I am so guilty of taking words and making them other parts of speech. I can't seem to help myself.
Definitely. "Followers" conjures a picture of some crazy Kool-Aid drinking cult and the word "friending" is pretty creepy too.
Haha! Love the post and the comic. So true. I just wrote a blog about the equally annoying evolution--rather DEvolution--of the adjective "bad" into a noun, as in "My bad!" Check it out: www.susanllipson.blogspot.com"Writing Memorable Words" blog
Adrienne: I do it, too. But my English major soul quails. I blame Buffy.C.K. Remember Friendster!? All the wrongness started there...Susan: Hah. My bad...!
I can't use "friend" as a verb. I say "befriend" and that's all. Maybe someday I'll change my mind if friend as a verb becomes so firmly entrenched in the English language that it becomes correct useage. We'll see. Taking words and making them into other parts of speech is called a functional shift. It's fascinating (and sometimes frustrating) to study how language changes.By the way, I think "followers" in Edwardian times had to do with female servants having boyfriends. "No followers" was often a rule. No wonder that hierarchy didn't last.
Interesting about the Edwardian connotation of "followers." I've definitely used "friend" as a verb (only for Facebook-related conversations) but it always feels vaguely wrong...as for "my bad," I'm so used to it, I guess, that it doesn't really bother me. I actually remember the first time I heard someone use it, when I was in high school, and thinking "errr?"

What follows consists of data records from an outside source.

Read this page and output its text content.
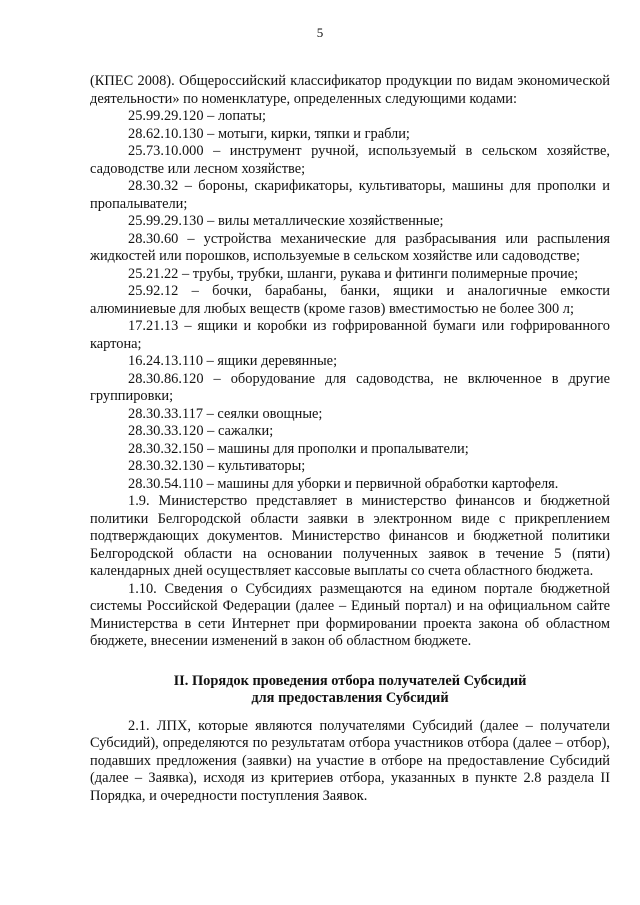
5

(КПЕС 2008). Общероссийский классификатор продукции по видам экономической деятельности» по номенклатуре, определенных следующими кодами:

25.99.29.120 – лопаты;

28.62.10.130 – мотыги, кирки, тяпки и грабли;

25.73.10.000 – инструмент ручной, используемый в сельском хозяйстве, садоводстве или лесном хозяйстве;

28.30.32 – бороны, скарификаторы, культиваторы, машины для прополки и пропалыватели;

25.99.29.130 – вилы металлические хозяйственные;

28.30.60 – устройства механические для разбрасывания или распыления жидкостей или порошков, используемые в сельском хозяйстве или садоводстве;

25.21.22 – трубы, трубки, шланги, рукава и фитинги полимерные прочие;

25.92.12 – бочки, барабаны, банки, ящики и аналогичные емкости алюминиевые для любых веществ (кроме газов) вместимостью не более 300 л;

17.21.13 – ящики и коробки из гофрированной бумаги или гофрированного картона;

16.24.13.110 – ящики деревянные;

28.30.86.120 – оборудование для садоводства, не включенное в другие группировки;

28.30.33.117 – сеялки овощные;

28.30.33.120 – сажалки;

28.30.32.150 – машины для прополки и пропалыватели;

28.30.32.130 – культиваторы;

28.30.54.110 – машины для уборки и первичной обработки картофеля.

1.9. Министерство представляет в министерство финансов и бюджетной политики Белгородской области заявки в электронном виде с прикреплением подтверждающих документов. Министерство финансов и бюджетной политики Белгородской области на основании полученных заявок в течение 5 (пяти) календарных дней осуществляет кассовые выплаты со счета областного бюджета.

1.10. Сведения о Субсидиях размещаются на едином портале бюджетной системы Российской Федерации (далее – Единый портал) и на официальном сайте Министерства в сети Интернет при формировании проекта закона об областном бюджете, внесении изменений в закон об областном бюджете.

II. Порядок проведения отбора получателей Субсидий

для предоставления Субсидий

2.1. ЛПХ, которые являются получателями Субсидий (далее – получатели Субсидий), определяются по результатам отбора участников отбора (далее – отбор), подавших предложения (заявки) на участие в отборе на предоставление Субсидий (далее – Заявка), исходя из критериев отбора, указанных в пункте 2.8 раздела II Порядка, и очередности поступления Заявок.
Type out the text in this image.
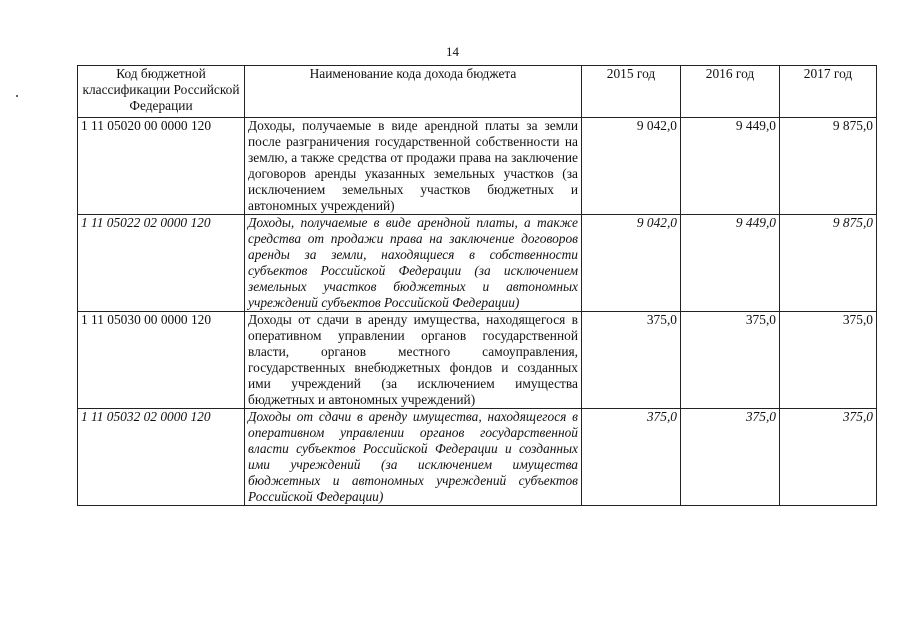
14
Код бюджетной классификации Российской Федерации	Наименование кода дохода бюджета	2015 год	2016 год	2017 год
1 11 05020 00 0000 120	Доходы, получаемые в виде арендной платы за земли после разграничения государственной собственности на землю, а также средства от продажи права на заключение договоров аренды указанных земельных участков (за исключением земельных участков бюджетных и автономных учреждений)	9 042,0	9 449,0	9 875,0
1 11 05022 02 0000 120	Доходы, получаемые в виде арендной платы, а также средства от продажи права на заключение договоров аренды за земли, находящиеся в собственности субъектов Российской Федерации (за исключением земельных участков бюджетных и автономных учреждений субъектов Российской Федерации)	9 042,0	9 449,0	9 875,0
1 11 05030 00 0000 120	Доходы от сдачи в аренду имущества, находящегося в оперативном управлении органов государственной власти, органов местного самоуправления, государственных внебюджетных фондов и созданных ими учреждений (за исключением имущества бюджетных и автономных учреждений)	375,0	375,0	375,0
1 11 05032 02 0000 120	Доходы от сдачи в аренду имущества, находящегося в оперативном управлении органов государственной власти субъектов Российской Федерации и созданных ими учреждений (за исключением имущества бюджетных и автономных учреждений субъектов Российской Федерации)	375,0	375,0	375,0
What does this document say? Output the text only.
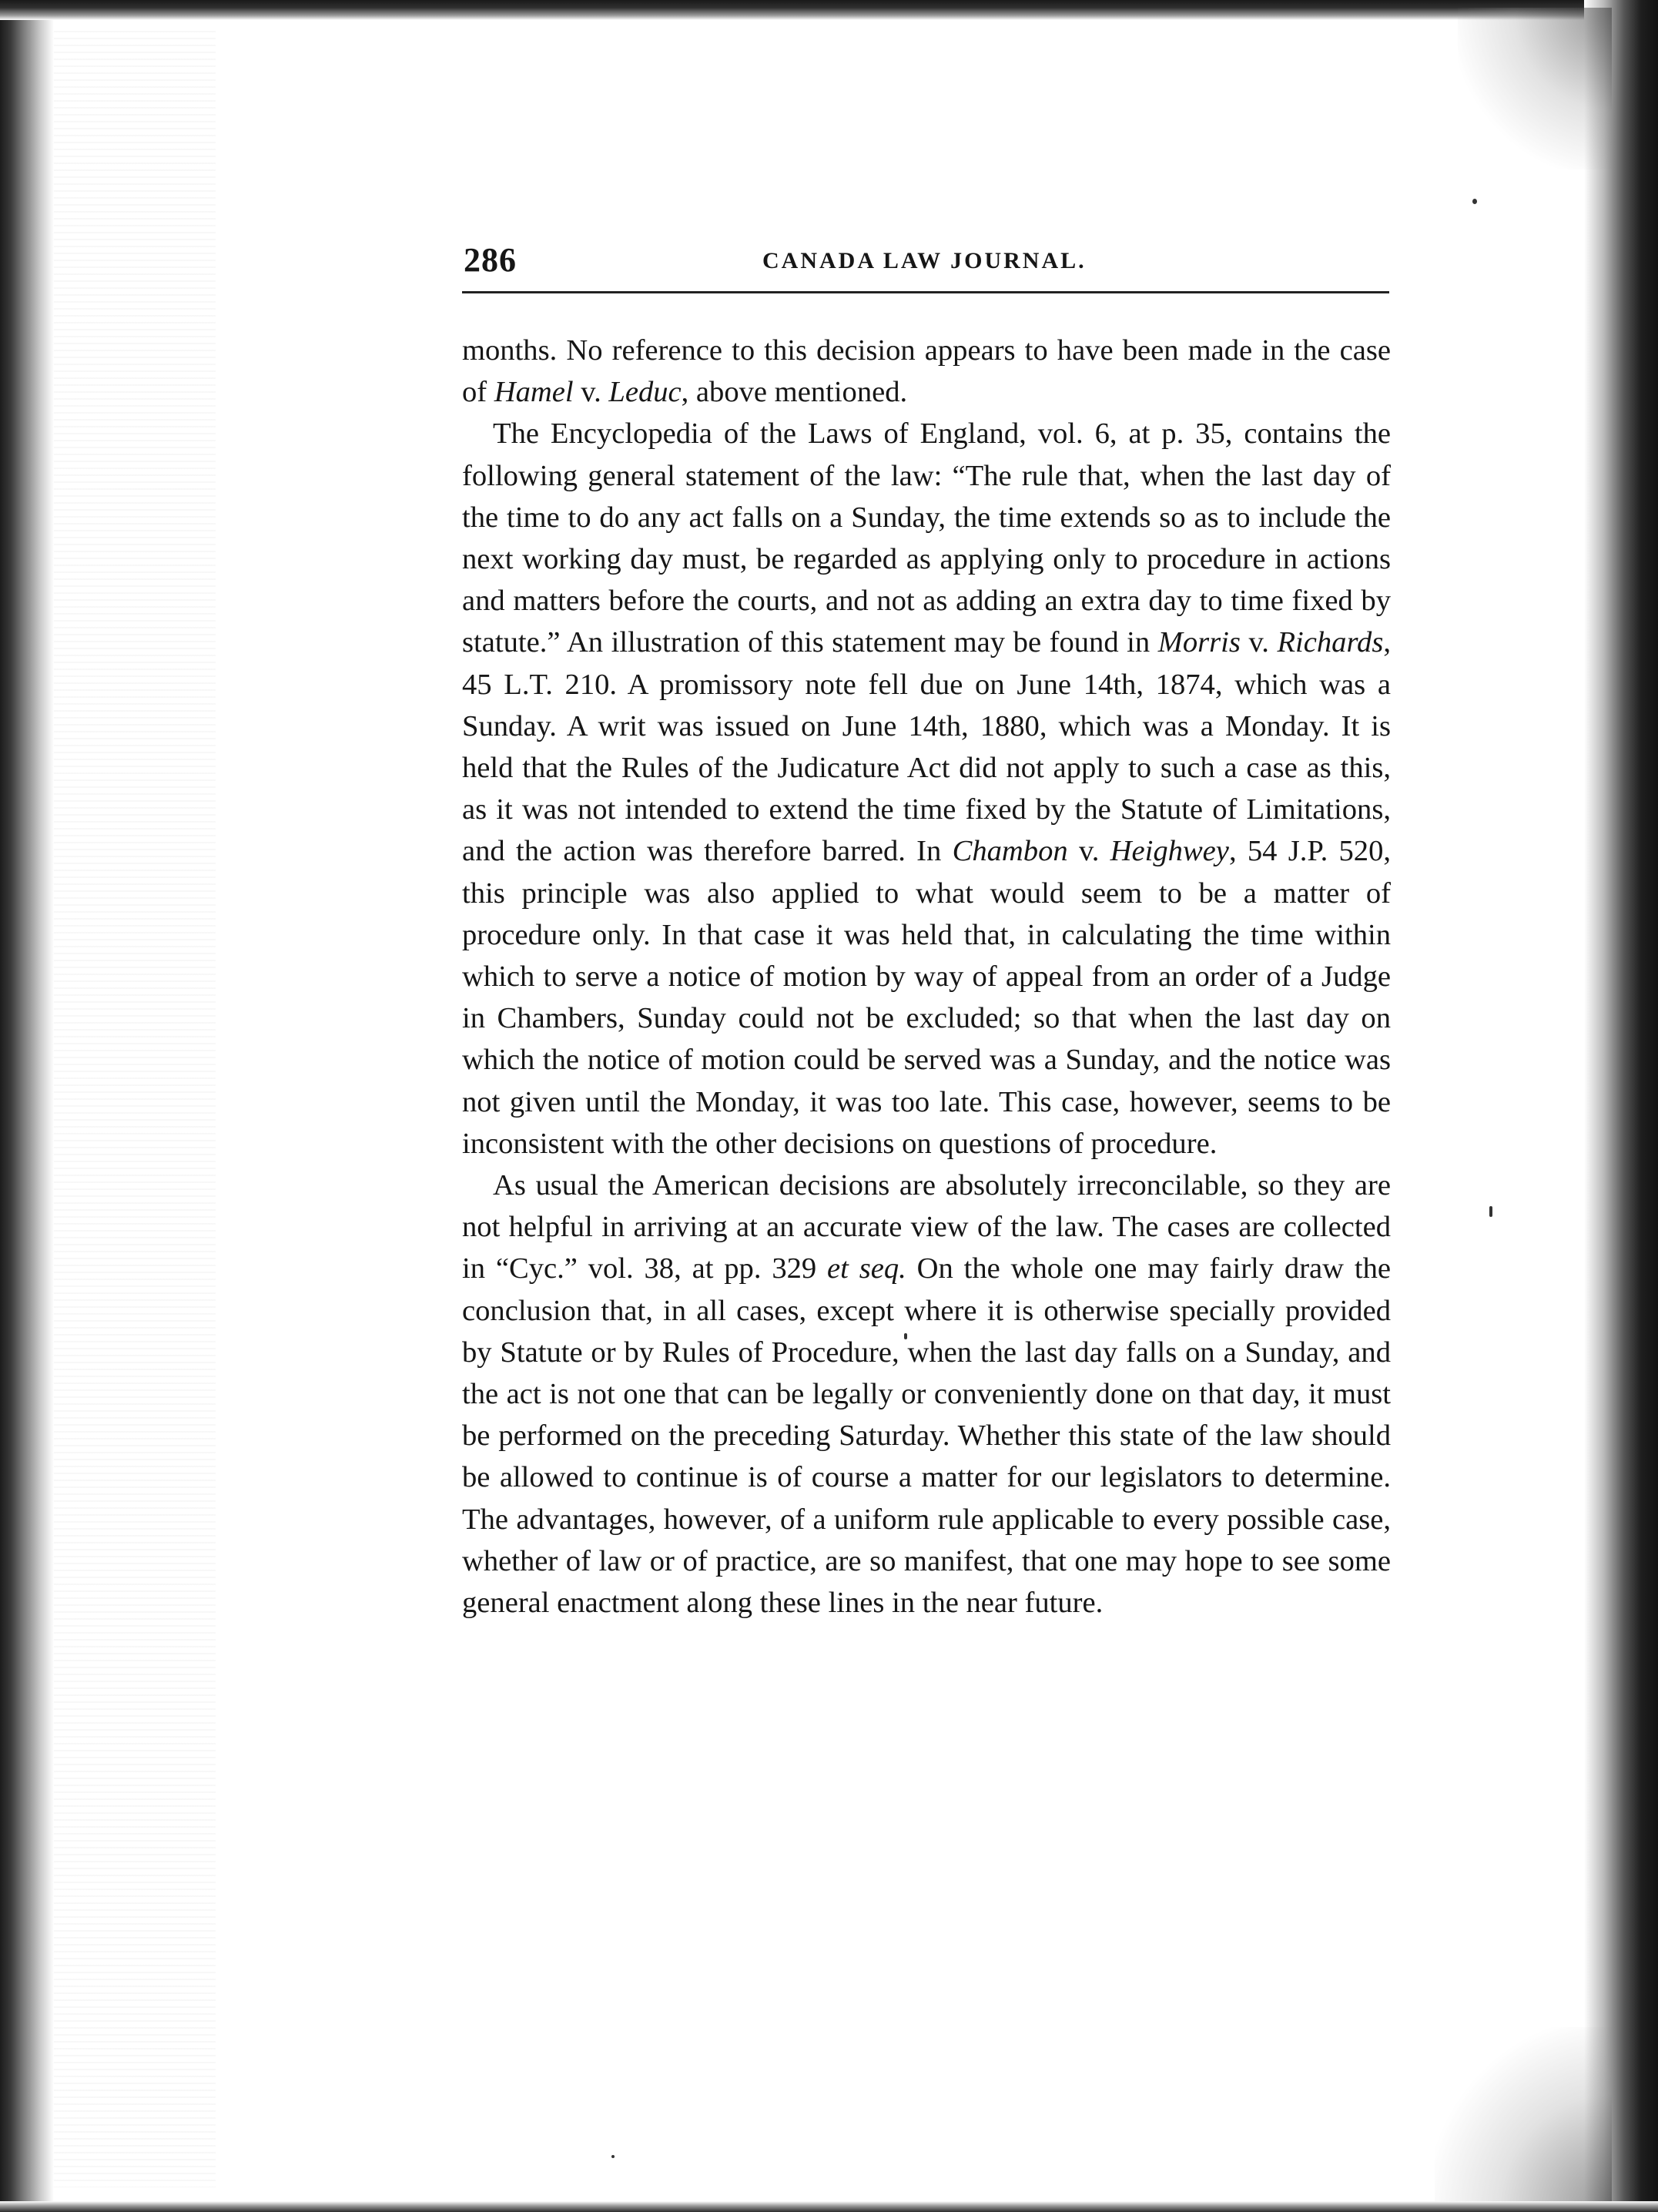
286	CANADA LAW JOURNAL.

months. No reference to this decision appears to have been made in the case of Hamel v. Leduc, above mentioned.

The Encyclopedia of the Laws of England, vol. 6, at p. 35, contains the following general statement of the law: “The rule that, when the last day of the time to do any act falls on a Sunday, the time extends so as to include the next working day must, be regarded as applying only to procedure in actions and matters before the courts, and not as adding an extra day to time fixed by statute.” An illustration of this statement may be found in Morris v. Richards, 45 L.T. 210. A promissory note fell due on June 14th, 1874, which was a Sunday. A writ was issued on June 14th, 1880, which was a Monday. It is held that the Rules of the Judicature Act did not apply to such a case as this, as it was not intended to extend the time fixed by the Statute of Limitations, and the action was therefore barred. In Chambon v. Heighwey, 54 J.P. 520, this principle was also applied to what would seem to be a matter of procedure only. In that case it was held that, in calculating the time within which to serve a notice of motion by way of appeal from an order of a Judge in Chambers, Sunday could not be excluded; so that when the last day on which the notice of motion could be served was a Sunday, and the notice was not given until the Monday, it was too late. This case, however, seems to be inconsistent with the other decisions on questions of procedure.

As usual the American decisions are absolutely irreconcilable, so they are not helpful in arriving at an accurate view of the law. The cases are collected in “Cyc.” vol. 38, at pp. 329 et seq. On the whole one may fairly draw the conclusion that, in all cases, except where it is otherwise specially provided by Statute or by Rules of Procedure, when the last day falls on a Sunday, and the act is not one that can be legally or conveniently done on that day, it must be performed on the preceding Saturday. Whether this state of the law should be allowed to continue is of course a matter for our legislators to determine. The advantages, however, of a uniform rule applicable to every possible case, whether of law or of practice, are so manifest, that one may hope to see some general enactment along these lines in the near future.
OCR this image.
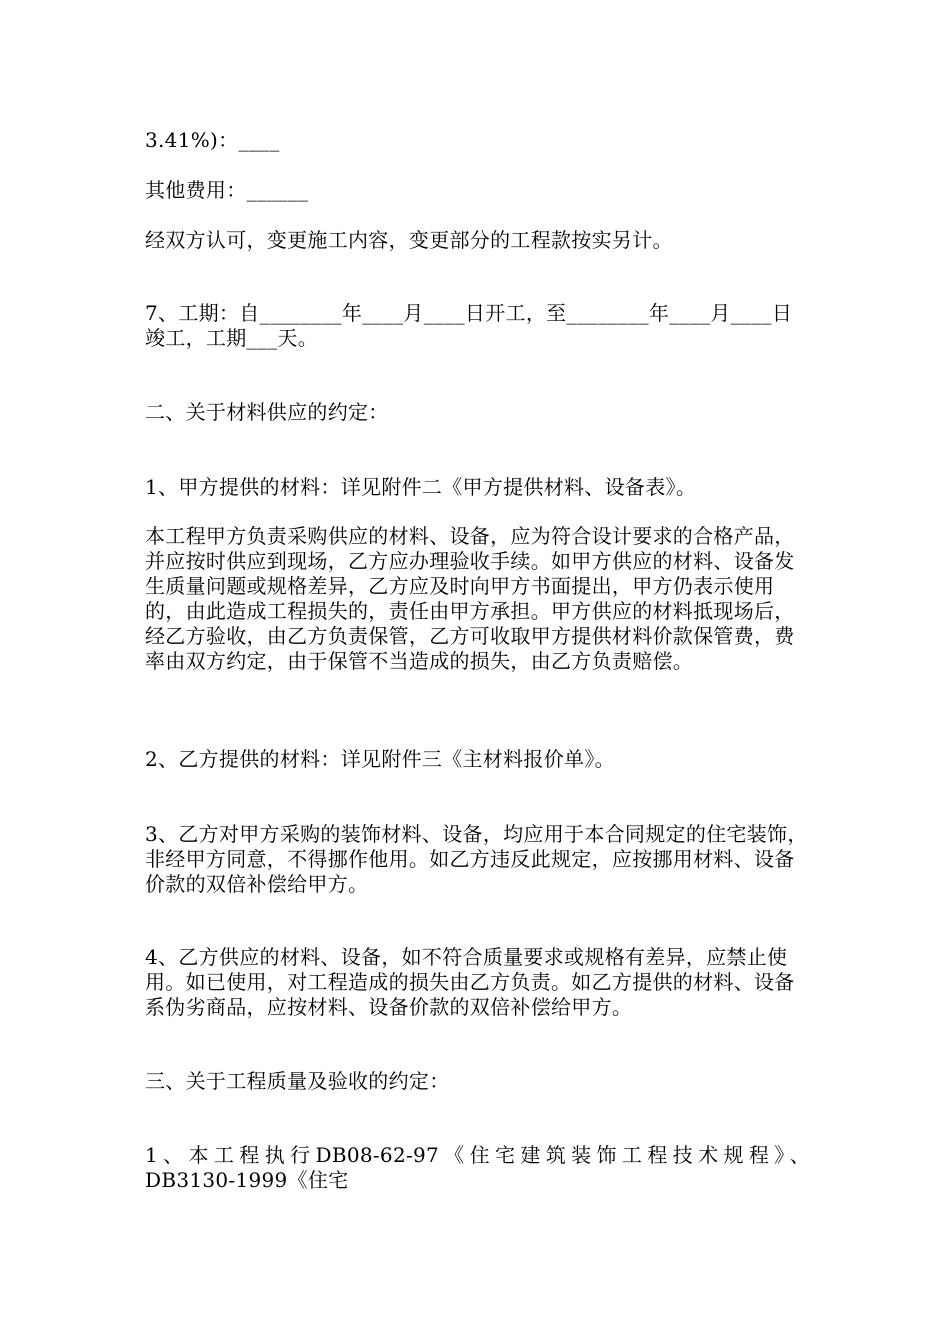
3.41%)：____

其他费用：______

经双方认可，变更施工内容，变更部分的工程款按实另计。

7、工期：自________年____月____日开工，至________年____月____日竣工，工期___天。

二、关于材料供应的约定：

1、甲方提供的材料：详见附件二《甲方提供材料、设备表》。

本工程甲方负责采购供应的材料、设备，应为符合设计要求的合格产品，并应按时供应到现场，乙方应办理验收手续。如甲方供应的材料、设备发生质量问题或规格差异，乙方应及时向甲方书面提出，甲方仍表示使用的，由此造成工程损失的，责任由甲方承担。甲方供应的材料抵现场后，经乙方验收，由乙方负责保管，乙方可收取甲方提供材料价款保管费，费率由双方约定，由于保管不当造成的损失，由乙方负责赔偿。

2、乙方提供的材料：详见附件三《主材料报价单》。

3、乙方对甲方采购的装饰材料、设备，均应用于本合同规定的住宅装饰，非经甲方同意，不得挪作他用。如乙方违反此规定，应按挪用材料、设备价款的双倍补偿给甲方。

4、乙方供应的材料、设备，如不符合质量要求或规格有差异，应禁止使用。如已使用，对工程造成的损失由乙方负责。如乙方提供的材料、设备系伪劣商品，应按材料、设备价款的双倍补偿给甲方。

三、关于工程质量及验收的约定：

1、本工程执行DB08-62-97《住宅建筑装饰工程技术规程》、

DB3130-1999《住宅
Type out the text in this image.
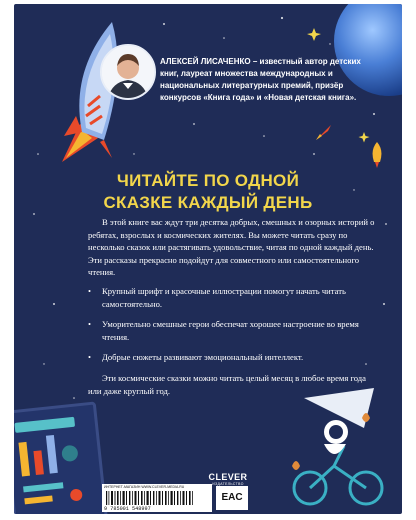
АЛЕКСЕЙ ЛИСАЧЕНКО – известный автор детских книг, лауреат множества международных и национальных литературных премий, призёр конкурсов «Книга года» и «Новая детская книга».
ЧИТАЙТЕ ПО ОДНОЙ
СКАЗКЕ КАЖДЫЙ ДЕНЬ

В этой книге вас ждут три десятка добрых, смешных и озорных историй о ребятах, взрослых и космических жителях. Вы можете читать сразу по несколько сказок или растягивать удовольствие, читая по одной каждый день. Эти рассказы прекрасно подойдут для совместного или самостоятельного чтения.

• Крупный шрифт и красочные иллюстрации помогут начать читать самостоятельно.
• Уморительно смешные герои обеспечат хорошее настроение во время чтения.
• Добрые сюжеты развивают эмоциональный интеллект.

Эти космические сказки можно читать целый месяц в любое время года или даже круглый год.

ИНТЕРНЕТ-МАГАЗИН WWW.CLEVER-MEDIA.RU
9 785001 548997
EAC
CLEVER
ИЗДАТЕЛЬСТВО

Do you all ever read William Safire? His columns always crack me up, such fine language-related nerdy dry humor. When I grow up, I'd like to have that kind of confidence in my use of English.
I haven't read his column in awhile, but yes, he's great! I also like Richard Lederer for language-related humor.
I like Wm. Safire! I have a dream of being that articulate as well... sometimes I feel like my brain is mushy because I don't read challenging enough columnists - but I know it's just that I get tired of people not knowing what I mean when I use certain words.